GSoC Report Week 8-9: Splitting and setting relative base

Function setting right relative base which I described in the previous post was added along with the corresponding tests. To each item that is parsed it assigns as a relative base previous date expression that is exact (like “25th of November, 2000”) not relative (like “2 days ago”). Because relative dates if there are several in a row in the natural language usually have common relative base and they should not be based on one another.

Also an important addition is a function that splits chunks of text that consist of more than one date object that aren’t split by sentence borders or words that aren’t in the language dictionary. So they come to the parsing stage united and can not be parsed this way.

Let’s have a look at these examples:
  1. July 13th July 14th” should become “July 13th” and “July 14th
  2. July 13th, July 14th” should become “July 13th” and “July 14th
  3. July 13th, 2014 July 14th, 2014” should become “July 13th, 2014” and “July 14th, 2014
All of them contain whitespaces. The last two contain also commas. All of them weren’t split because comma and whitespace don’t indicate sentence boundary.
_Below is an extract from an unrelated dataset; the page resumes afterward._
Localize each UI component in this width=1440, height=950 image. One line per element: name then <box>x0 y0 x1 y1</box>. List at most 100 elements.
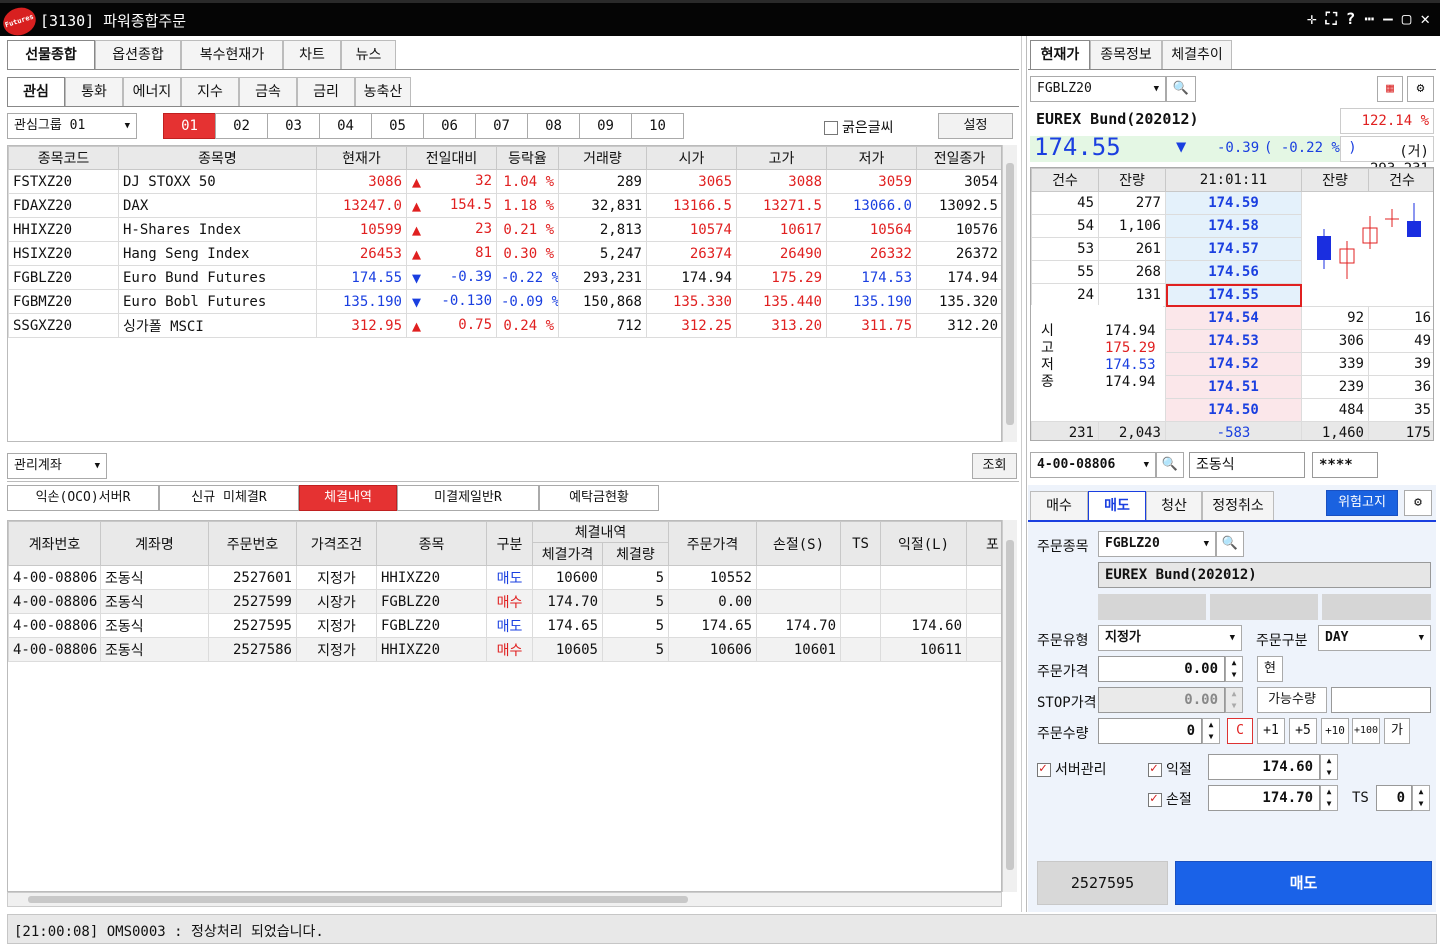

The first example needs to be split by whitespaces, but not by all that are contained in the string. The second example needs to be split by a comma and the third one should be split by a whitespace but by only one of them that is in the middle of the string. And we should also take in account cases when there are 3 or more date objects in the one string to split.

To behave this way program uses following steps:
  1. There is a list of possible splitters and the string is split by all that are contained in this string.
  2. For each splitter it makes several possible splits: 
    • by all occurrences in the string
    • by each second occurrence
    • by each third occurrence
  3. All possible splits are stored and parsed. And the best one of them goes to the output.
  4. The program chooses the best split by two criteria: 
    • largest number of valid date objects (that are correctly parsed)
    • substrings resulting from the split have the maximum length, so the number of these substrings should be minimal. Because we want “June 13th, 2014” to stay unite although it can be divided into two valid date expressions.